Le Grand Paris incarne cette ambition française. Lancé en 2007, le projet se transforme progressivement en laboratoire européen de la ville intelligente. La Métropole coordonne aujourd’hui 131 communes autour d’une stratégie numérique ambitieuse : plateforme de données métropolitaines, services publics dématérialisés, optimisation énergétique.

Mais cette approche top-down révèle ses limites. Malgré 3 milliards d’euros d’investissements, la coordination entre communes reste problématique et l’appropriation citoyenne demeure inégale.

Lyon illustre une approche différente avec son projet « Lyon Smart Community ». Cette stratégie bottom-up, qui implique davantage les habitants, produit des résultats tangibles : 30% de réduction de consommation énergétique, 40% de baisse des émissions de CO2.

Nantes pousse plus loin avec son écosystème collaboratif autour du « Quartier de la Création ». L’approche nantaise privilégie l’open source et l’implication citoyenne dans la conception des services urbains. Résultat : Nantes figure régulièrement dans le top 5 mondial des villes les plus innovantes.

Cette diversité révèle une réalité fondamentale : il n’existe pas une smart city française, mais des smart cities françaises, chacune adaptant les technologies à son histoire locale. Cette pluralité constitue une richesse mais complique la mutualisation des bonnes pratiques.

Les nouveaux visages de l’exclusion numérique

Paradoxalement, plus les villes françaises deviennent intelligentes, plus elles révèlent l’ampleur des inégalités qui les traversent. L’exclusion numérique urbaine revêt aujourd’hui trois formes distinctes.

Premier niveau : la fracture d’accès et de compétences. Selon l’INSEE, 17% des Français éprouvent des difficultés avec les outils numériques, proportion qui atteint 35% chez les plus de 75 ans et 28% dans les quartiers prioritaires.

À Marseille, cette réalité se traduit concrètement : dans les quartiers Nord, 40% des foyers ne disposent pas d’un accès internet fixe performant, contre 8% dans les arrondissements Sud. Cette fracture d’équipement se double d’une fracture de compétences : 60% des habitants des quartiers prioritaires marseillais déclarent ne pas maîtriser les démarches administratives en ligne.

📊 CHIFFRE-CLÉ

23% des Marseillais ont renoncé à une démarche administrative à cause de sa dématérialisation exclusive, selon le Défenseur des droits (2023).

Deuxième niveau : l’exclusion d’usage. À Nice, l’application « Nice Smart City » propose plus de 50 services urbains intégrés. Mais l’analyse sociologique de ses utilisateurs révèle une forte homogénéité : 78% sont des cadres ou professions intermédiaires, 82% ont un niveau d’études supérieur, 71% résident dans les quartiers centraux.
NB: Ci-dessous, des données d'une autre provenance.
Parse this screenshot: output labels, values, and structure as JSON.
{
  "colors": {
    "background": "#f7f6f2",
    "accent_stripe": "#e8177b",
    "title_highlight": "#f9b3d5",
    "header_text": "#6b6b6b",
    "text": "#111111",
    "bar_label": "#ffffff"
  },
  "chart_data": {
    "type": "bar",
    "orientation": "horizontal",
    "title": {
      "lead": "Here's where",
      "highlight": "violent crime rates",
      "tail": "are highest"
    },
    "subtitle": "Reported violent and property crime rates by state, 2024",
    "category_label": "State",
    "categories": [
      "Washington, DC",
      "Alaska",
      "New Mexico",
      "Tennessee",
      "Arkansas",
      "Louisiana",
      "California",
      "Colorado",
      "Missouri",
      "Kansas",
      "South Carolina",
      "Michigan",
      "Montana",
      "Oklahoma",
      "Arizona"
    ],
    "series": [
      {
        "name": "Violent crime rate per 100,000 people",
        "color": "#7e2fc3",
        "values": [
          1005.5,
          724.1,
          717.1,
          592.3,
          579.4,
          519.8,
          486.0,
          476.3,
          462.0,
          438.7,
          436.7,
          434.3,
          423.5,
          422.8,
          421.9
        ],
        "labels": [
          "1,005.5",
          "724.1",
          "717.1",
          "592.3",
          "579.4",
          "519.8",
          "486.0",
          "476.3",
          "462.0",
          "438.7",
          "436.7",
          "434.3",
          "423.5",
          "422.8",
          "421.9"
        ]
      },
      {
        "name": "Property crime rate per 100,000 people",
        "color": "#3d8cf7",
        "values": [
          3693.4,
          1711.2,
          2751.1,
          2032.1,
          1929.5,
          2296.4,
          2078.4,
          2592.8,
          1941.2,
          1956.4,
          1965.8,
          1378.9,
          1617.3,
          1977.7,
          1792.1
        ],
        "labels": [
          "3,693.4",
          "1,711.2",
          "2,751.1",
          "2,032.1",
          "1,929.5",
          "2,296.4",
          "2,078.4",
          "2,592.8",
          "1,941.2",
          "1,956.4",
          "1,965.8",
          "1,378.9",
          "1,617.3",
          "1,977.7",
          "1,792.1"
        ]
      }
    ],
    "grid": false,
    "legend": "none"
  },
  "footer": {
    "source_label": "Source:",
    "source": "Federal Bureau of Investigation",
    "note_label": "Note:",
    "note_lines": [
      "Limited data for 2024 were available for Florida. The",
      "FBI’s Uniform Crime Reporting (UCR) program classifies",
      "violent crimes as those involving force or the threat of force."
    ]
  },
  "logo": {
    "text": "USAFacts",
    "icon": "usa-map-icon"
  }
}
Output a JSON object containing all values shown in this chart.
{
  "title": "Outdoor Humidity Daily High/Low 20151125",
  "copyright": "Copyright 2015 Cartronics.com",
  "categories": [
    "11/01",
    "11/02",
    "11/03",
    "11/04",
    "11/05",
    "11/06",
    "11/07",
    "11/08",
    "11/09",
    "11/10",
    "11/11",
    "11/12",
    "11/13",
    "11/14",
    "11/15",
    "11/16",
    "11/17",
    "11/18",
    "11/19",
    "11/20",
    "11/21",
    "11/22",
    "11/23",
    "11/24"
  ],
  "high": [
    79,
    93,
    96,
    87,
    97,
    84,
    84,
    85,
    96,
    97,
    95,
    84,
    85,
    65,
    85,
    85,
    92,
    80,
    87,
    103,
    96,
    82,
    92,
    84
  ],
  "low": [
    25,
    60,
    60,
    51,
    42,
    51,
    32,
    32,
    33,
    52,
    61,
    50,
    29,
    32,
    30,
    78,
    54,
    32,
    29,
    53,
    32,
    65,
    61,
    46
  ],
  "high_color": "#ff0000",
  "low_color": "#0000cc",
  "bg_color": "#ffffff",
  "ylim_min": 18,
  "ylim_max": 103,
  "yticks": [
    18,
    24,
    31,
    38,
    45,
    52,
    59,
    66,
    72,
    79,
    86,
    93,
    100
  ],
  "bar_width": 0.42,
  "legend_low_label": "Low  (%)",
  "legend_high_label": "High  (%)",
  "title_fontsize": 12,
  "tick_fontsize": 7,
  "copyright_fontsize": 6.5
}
Les habitants des quartiers populaires, pourtant premiers concernés par l’amélioration des services publics, demeurent largement absents de cette « intelligence » urbaine. Cette exclusion reflète ce que la sociologue Zeynep Tufekci nomme « l’inégalité algorithmique » : les systèmes optimisent leurs performances pour leurs utilisateurs les plus actifs, créant un biais en faveur des populations déjà privilégiées.

À Lyon, l’algorithme de répartition des Vélo’v favorise mécaniquement les stations des quartiers d’affaires au détriment de la périphérie, reproduisant les inégalités territoriales existantes.
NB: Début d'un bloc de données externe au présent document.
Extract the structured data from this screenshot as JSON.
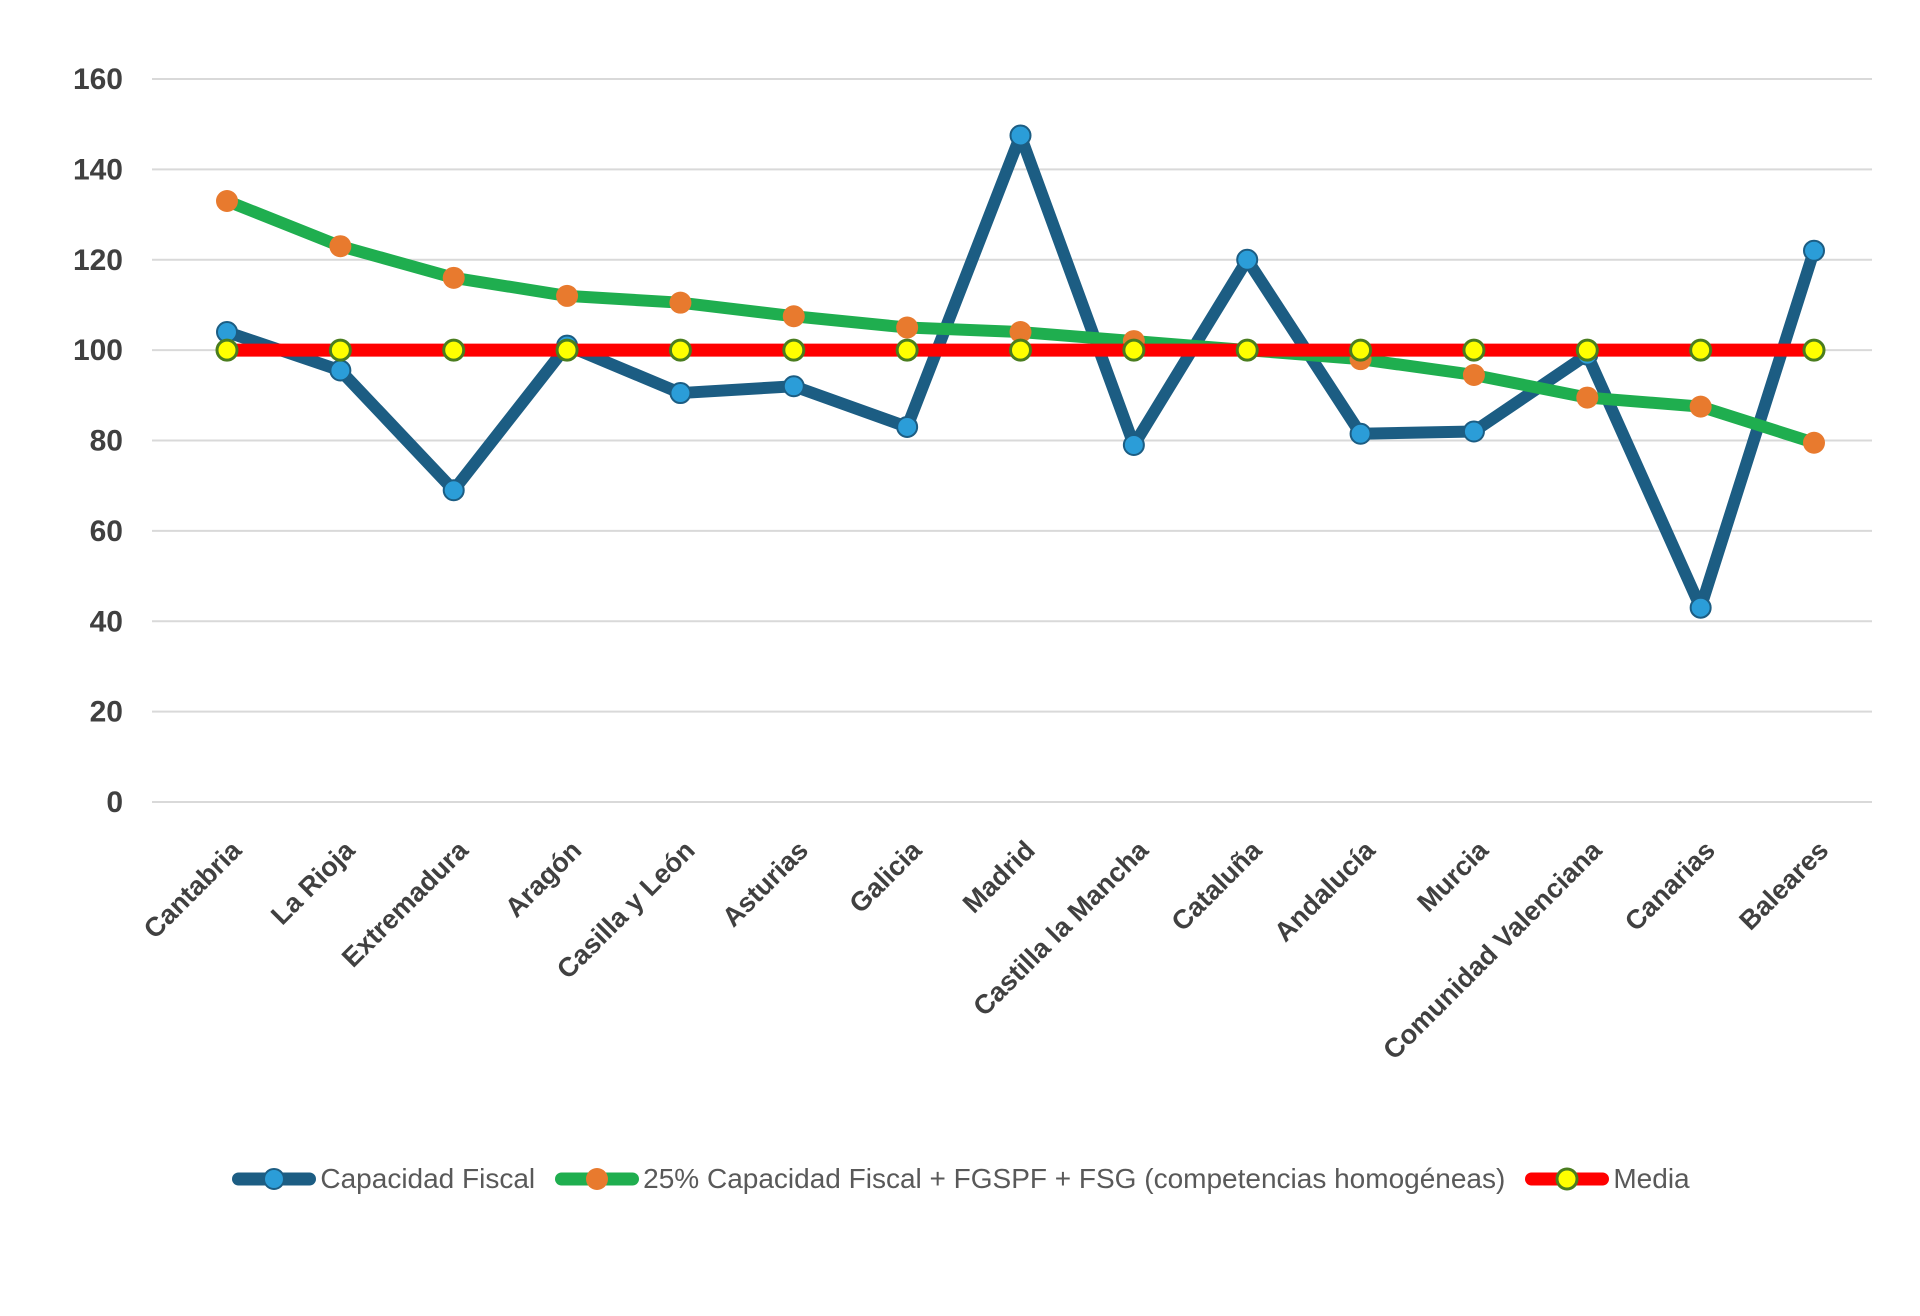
{
  "page": {
    "background_color": "#FFFFFF",
    "text_color_axis": "#404040",
    "text_color_legend": "#595959"
  },
  "chart_data": {
    "type": "line",
    "title": "",
    "xlabel": "",
    "ylabel": "",
    "ylim": [
      0,
      160
    ],
    "ytick_step": 20,
    "yticks": [
      0,
      20,
      40,
      60,
      80,
      100,
      120,
      140,
      160
    ],
    "grid": true,
    "grid_color": "#D9D9D9",
    "legend_position": "bottom",
    "categories": [
      "Cantabria",
      "La Rioja",
      "Extremadura",
      "Aragón",
      "Casilla y León",
      "Asturias",
      "Galicia",
      "Madrid",
      "Castilla la Mancha",
      "Cataluña",
      "Andalucía",
      "Murcia",
      "Comunidad Valenciana",
      "Canarias",
      "Baleares"
    ],
    "series": [
      {
        "id": "capacidad-fiscal",
        "name": "Capacidad Fiscal",
        "line_color": "#1C5D83",
        "line_width": 12,
        "marker_color": "#2B9DD8",
        "marker_stroke": "#1C5D83",
        "marker_stroke_width": 2,
        "marker_radius": 10,
        "values": [
          104,
          95.5,
          69,
          101,
          90.5,
          92,
          83,
          147.5,
          79,
          120,
          81.5,
          82,
          99,
          43,
          122
        ]
      },
      {
        "id": "cf-fgspf-fsg",
        "name": "25% Capacidad Fiscal + FGSPF + FSG (competencias homogéneas)",
        "line_color": "#1FAE4F",
        "line_width": 12,
        "marker_color": "#E87A2E",
        "marker_stroke": "none",
        "marker_stroke_width": 0,
        "marker_radius": 11,
        "values": [
          133,
          123,
          116,
          112,
          110.5,
          107.5,
          105,
          104,
          102,
          100,
          98,
          94.5,
          89.5,
          87.5,
          79.5
        ]
      },
      {
        "id": "media",
        "name": "Media",
        "line_color": "#FF0000",
        "line_width": 13,
        "marker_color": "#FFFF00",
        "marker_stroke": "#4A7D1F",
        "marker_stroke_width": 3,
        "marker_radius": 10,
        "values": [
          100,
          100,
          100,
          100,
          100,
          100,
          100,
          100,
          100,
          100,
          100,
          100,
          100,
          100,
          100
        ]
      }
    ]
  }
}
Troisième niveau : la surveillance différentielle. L’exemple niçois de la vidéosurveillance « intelligente » est révélateur. Officiellement destinée à améliorer la sécurité urbaine, elle déploie des algorithmes de reconnaissance faciale principalement dans les quartiers populaires.
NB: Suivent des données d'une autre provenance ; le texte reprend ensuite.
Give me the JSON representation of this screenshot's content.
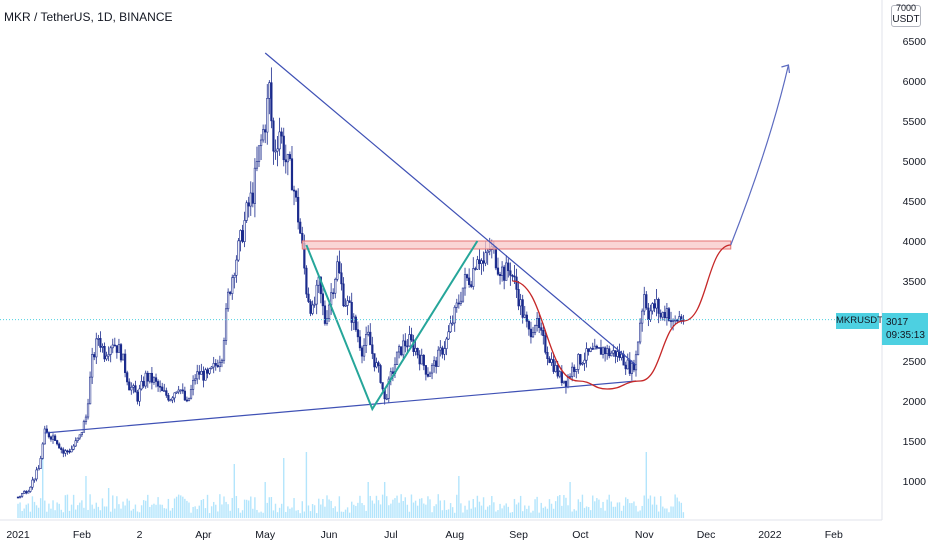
{
  "header": {
    "title": "MKR / TetherUS, 1D, BINANCE"
  },
  "price_scale": {
    "unit": "USDT",
    "top_partial_tick": "7000"
  },
  "last_price": {
    "symbol": "MKRUSDT",
    "price": "3017",
    "countdown": "09:35:13"
  },
  "colors": {
    "candle": "#1a2a8c",
    "volume": "#b3e5fc",
    "trendline": "#3f51b5",
    "zigzag": "#26a69a",
    "curve": "#c62828",
    "resistance_fill": "#f8c8c8",
    "resistance_border": "#e57373",
    "projection": "#5c6bc0",
    "price_line": "#4dd0e1"
  },
  "chart_data": {
    "type": "candlestick",
    "title": "MKR / TetherUS, 1D, BINANCE",
    "xlabel": "",
    "ylabel": "",
    "ylim": [
      750,
      7000
    ],
    "y_ticks": [
      1000,
      1500,
      2000,
      2500,
      3000,
      3500,
      4000,
      4500,
      5000,
      5500,
      6000,
      6500
    ],
    "x_ticks": [
      "2021",
      "Feb",
      "2",
      "Apr",
      "May",
      "Jun",
      "Jul",
      "Aug",
      "Sep",
      "Oct",
      "Nov",
      "Dec",
      "2022",
      "Feb"
    ],
    "x_tick_days": [
      0,
      31,
      59,
      90,
      120,
      151,
      181,
      212,
      243,
      273,
      304,
      334,
      365,
      396
    ],
    "grid": false,
    "last_price": 3017,
    "price_path": [
      [
        0,
        800
      ],
      [
        5,
        900
      ],
      [
        10,
        1150
      ],
      [
        13,
        1600
      ],
      [
        18,
        1550
      ],
      [
        22,
        1350
      ],
      [
        26,
        1400
      ],
      [
        30,
        1550
      ],
      [
        33,
        1800
      ],
      [
        36,
        2500
      ],
      [
        39,
        2800
      ],
      [
        42,
        2600
      ],
      [
        46,
        2750
      ],
      [
        50,
        2600
      ],
      [
        54,
        2200
      ],
      [
        58,
        2050
      ],
      [
        62,
        2300
      ],
      [
        66,
        2250
      ],
      [
        70,
        2100
      ],
      [
        74,
        2050
      ],
      [
        78,
        2200
      ],
      [
        82,
        1950
      ],
      [
        86,
        2300
      ],
      [
        88,
        2350
      ],
      [
        92,
        2300
      ],
      [
        96,
        2450
      ],
      [
        99,
        2600
      ],
      [
        102,
        3300
      ],
      [
        105,
        3700
      ],
      [
        108,
        4000
      ],
      [
        111,
        4350
      ],
      [
        114,
        4600
      ],
      [
        117,
        5100
      ],
      [
        120,
        5500
      ],
      [
        122,
        5900
      ],
      [
        124,
        5100
      ],
      [
        127,
        5400
      ],
      [
        130,
        5000
      ],
      [
        133,
        4800
      ],
      [
        136,
        4300
      ],
      [
        138,
        3900
      ],
      [
        140,
        3400
      ],
      [
        143,
        3100
      ],
      [
        146,
        3450
      ],
      [
        149,
        3000
      ],
      [
        152,
        3350
      ],
      [
        155,
        3700
      ],
      [
        158,
        3300
      ],
      [
        161,
        3150
      ],
      [
        164,
        2900
      ],
      [
        167,
        2650
      ],
      [
        170,
        2800
      ],
      [
        173,
        2500
      ],
      [
        176,
        2300
      ],
      [
        178,
        2000
      ],
      [
        181,
        2300
      ],
      [
        184,
        2550
      ],
      [
        187,
        2700
      ],
      [
        190,
        2750
      ],
      [
        193,
        2650
      ],
      [
        196,
        2500
      ],
      [
        199,
        2350
      ],
      [
        202,
        2450
      ],
      [
        205,
        2600
      ],
      [
        208,
        2750
      ],
      [
        211,
        3000
      ],
      [
        214,
        3250
      ],
      [
        217,
        3500
      ],
      [
        220,
        3550
      ],
      [
        223,
        3850
      ],
      [
        226,
        3700
      ],
      [
        229,
        3900
      ],
      [
        231,
        3850
      ],
      [
        233,
        3700
      ],
      [
        236,
        3600
      ],
      [
        239,
        3650
      ],
      [
        242,
        3400
      ],
      [
        245,
        3100
      ],
      [
        248,
        2850
      ],
      [
        251,
        3000
      ],
      [
        254,
        2800
      ],
      [
        257,
        2600
      ],
      [
        260,
        2450
      ],
      [
        263,
        2300
      ],
      [
        266,
        2250
      ],
      [
        269,
        2400
      ],
      [
        272,
        2500
      ],
      [
        275,
        2550
      ],
      [
        278,
        2600
      ],
      [
        281,
        2600
      ],
      [
        284,
        2650
      ],
      [
        287,
        2600
      ],
      [
        290,
        2600
      ],
      [
        293,
        2550
      ],
      [
        296,
        2450
      ],
      [
        298,
        2400
      ],
      [
        300,
        2550
      ],
      [
        302,
        3000
      ],
      [
        304,
        3350
      ],
      [
        306,
        3100
      ],
      [
        308,
        3150
      ],
      [
        310,
        3200
      ],
      [
        312,
        3050
      ],
      [
        315,
        3150
      ],
      [
        318,
        2950
      ],
      [
        321,
        3050
      ],
      [
        323,
        3017
      ]
    ],
    "volume_spikes": [
      [
        12,
        0.55
      ],
      [
        33,
        0.35
      ],
      [
        44,
        0.25
      ],
      [
        105,
        0.45
      ],
      [
        120,
        0.3
      ],
      [
        129,
        0.5
      ],
      [
        140,
        0.55
      ],
      [
        170,
        0.3
      ],
      [
        178,
        0.3
      ],
      [
        214,
        0.35
      ],
      [
        268,
        0.3
      ],
      [
        305,
        0.55
      ]
    ],
    "annotations": {
      "resistance_zone": {
        "from_day": 138,
        "to_day": 346,
        "low": 3900,
        "high": 4000
      },
      "descending_trendline": [
        [
          120,
          6350
        ],
        [
          300,
          2450
        ]
      ],
      "ascending_trendline": [
        [
          13,
          1600
        ],
        [
          300,
          2250
        ]
      ],
      "zigzag": [
        [
          140,
          3950
        ],
        [
          172,
          1900
        ],
        [
          223,
          4000
        ]
      ],
      "rounded_bottom_curve": [
        [
          240,
          3500
        ],
        [
          272,
          2250
        ],
        [
          286,
          2150
        ],
        [
          302,
          2250
        ],
        [
          323,
          3000
        ],
        [
          346,
          3950
        ]
      ],
      "projection_arrow": [
        [
          346,
          3950
        ],
        [
          365,
          5200
        ],
        [
          374,
          6200
        ]
      ]
    }
  }
}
Cette géographie sélective transforme certains espaces urbains en zones de contrôle technologique permanent, questionnant le principe d’égalité républicaine. Lorsqu’Henri Lefebvre théorisait en 1968 le concept de droit à la ville développé par Henri Lefebvre comme droit à la centralité urbaine, il anticipait sans le savoir ces enjeux contemporains de la ville numérique.

💡 DÉFINITION : Illectronisme

L’illectronisme désigne la difficulté voire l’incapacité à utiliser les outils numériques et Internet pour accomplir des démarches essentielles. Ce terme, contraction d’« illettrisme » et d’« électronique », touche particulièrement les personnes âgées et les populations précaires.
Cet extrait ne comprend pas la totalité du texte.